(This article previously appeared on Vanguardinstitutionalblog.com.)
Gender financial stereotypes abound. Women are risk adverse — to their detriment! Overconfident men trade more — to their detriment! Really?
We’ve tracked retirement savings behavior of more than 3 million Vanguard plan participants since 2000 and have seen a few consistent trends. (In our infographic, The Gendernomics of Retirement Saving, we highlight some of the gender differences observed in our data.)
'How America Saves' Findings
Here’s what we’ve found:
Women demonstrate a higher inclination toward savings — they are 10 percent more likely to enroll in their workplace saving plans than men.

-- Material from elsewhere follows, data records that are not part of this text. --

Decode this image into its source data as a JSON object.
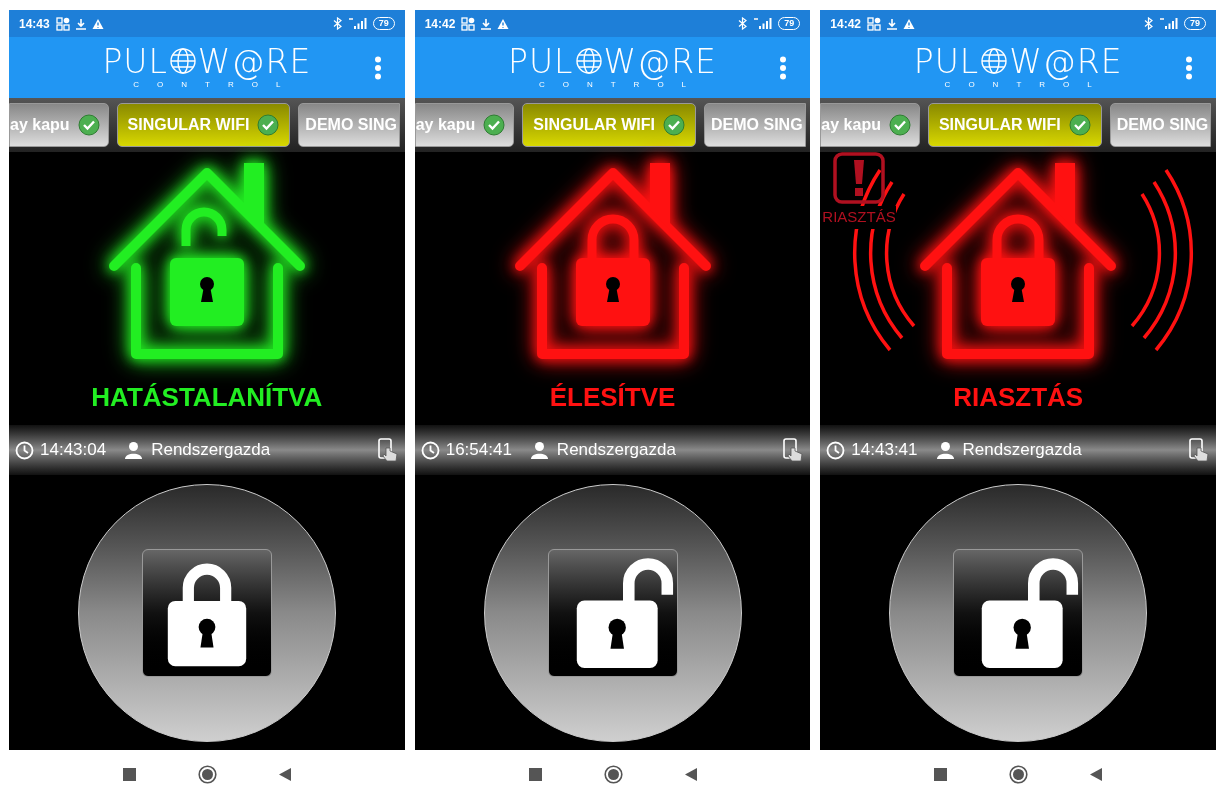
{
  "phones": [
    {
      "status_bar": {
        "time": "14:43",
        "battery": "79"
      },
      "logo": {
        "left": "PUL",
        "right": "W@RE",
        "subtitle": "CONTROL"
      },
      "tabs": [
        {
          "label": "ay kapu",
          "selected": false,
          "connected": true
        },
        {
          "label": "SINGULAR WIFI",
          "selected": true,
          "connected": true
        },
        {
          "label": "DEMO SING",
          "selected": false
        }
      ],
      "color": "#22ee22",
      "status_text": "HATÁSTALANÍTVA",
      "house_unlocked": true,
      "sound_waves": false,
      "info": {
        "time": "14:43:04",
        "user": "Rendszergazda"
      },
      "button_unlocked": false
    },
    {
      "status_bar": {
        "time": "14:42",
        "battery": "79"
      },
      "logo": {
        "left": "PUL",
        "right": "W@RE",
        "subtitle": "CONTROL"
      },
      "tabs": [
        {
          "label": "ay kapu",
          "selected": false,
          "connected": true
        },
        {
          "label": "SINGULAR WIFI",
          "selected": true,
          "connected": true
        },
        {
          "label": "DEMO SING",
          "selected": false
        }
      ],
      "color": "#ff1111",
      "status_text": "ÉLESÍTVE",
      "house_unlocked": false,
      "sound_waves": false,
      "info": {
        "time": "16:54:41",
        "user": "Rendszergazda"
      },
      "button_unlocked": true
    },
    {
      "status_bar": {
        "time": "14:42",
        "battery": "79"
      },
      "logo": {
        "left": "PUL",
        "right": "W@RE",
        "subtitle": "CONTROL"
      },
      "tabs": [
        {
          "label": "ay kapu",
          "selected": false,
          "connected": true
        },
        {
          "label": "SINGULAR WIFI",
          "selected": true,
          "connected": true
        },
        {
          "label": "DEMO SING",
          "selected": false
        }
      ],
      "color": "#ff1111",
      "status_text": "RIASZTÁS",
      "house_unlocked": false,
      "sound_waves": true,
      "alarm_badge": {
        "label": "RIASZTÁS"
      },
      "info": {
        "time": "14:43:41",
        "user": "Rendszergazda"
      },
      "button_unlocked": true
    }
  ]
}
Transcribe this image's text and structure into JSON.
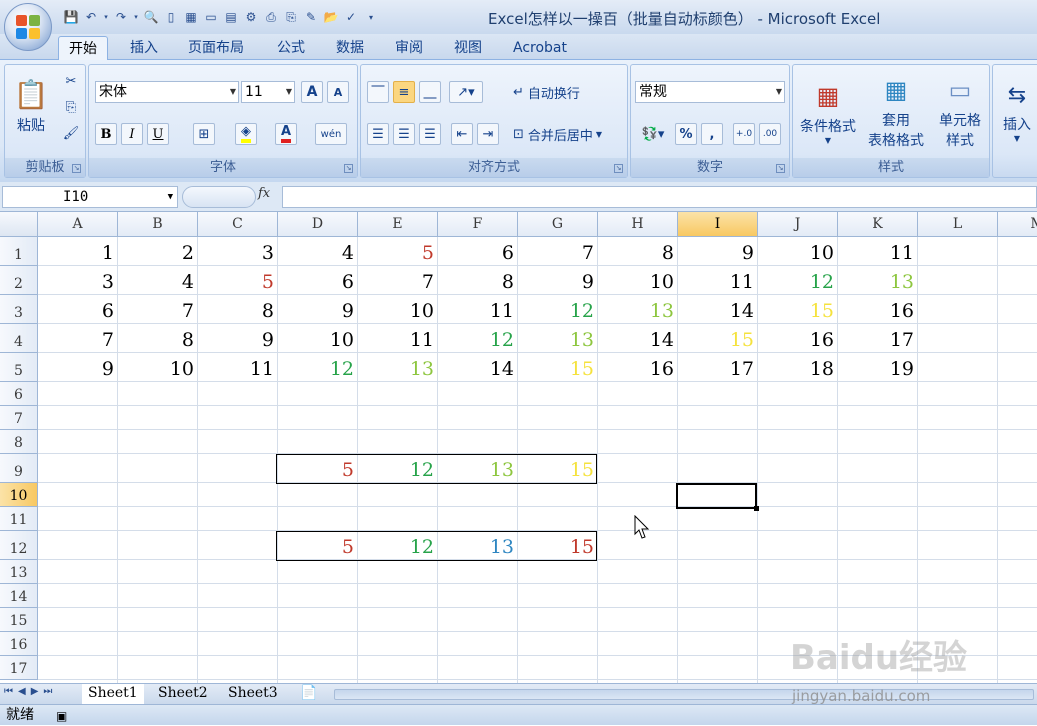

And once enrolled, women across all income levels save at rates anywhere from 6 to 12 percent higher than those of their male counterparts.
Women are also more likely than men to have adopted professionally managed allocations. In other words, they’re more apt to turn the portfolio-construction task over to an investment professional. Notably, our research shows that participants using professionally managed allocations have better portfolio outcomes than the “do-it-yourself” crowd.
The Curveball of Gender and Retirement Saving
Now, here’s a curveball: Although women may be better savers and investors, men have larger account balances. The average account balance of our male participants is $121,000, more than 50 percent higher than those of female participants, whose average account balance is $78,000.
Why is this?
Put simply, wages help determine how much people save. The average wage for our male participants runs about 40 percent higher than women’s; the men’s wages average $107,000, while the average wage is $77,000 for female participants.
A more nuanced picture emerges when you compare account balances for women and men by income bands (slicing the data by income ranges of participants).
When income bands are considered, we find that the account balances of men and women tend to converge. However, at the highest income band, men still have higher account balances than women — suggesting that men’s wages are also higher.
Of course, it’s important to acknowledge that, within both genders, some participants are doing better than others. In the end, participants are people and both women and men display a broad array of distinct retirement-plan saving behaviors.
If there is one thing I am certain of, however, it’s this: Both women and men would be better off if they had higher saving rates and higher adoption of professionally-managed allocations.
Note: All investing is subject to risk, including the possible loss of the money you invest.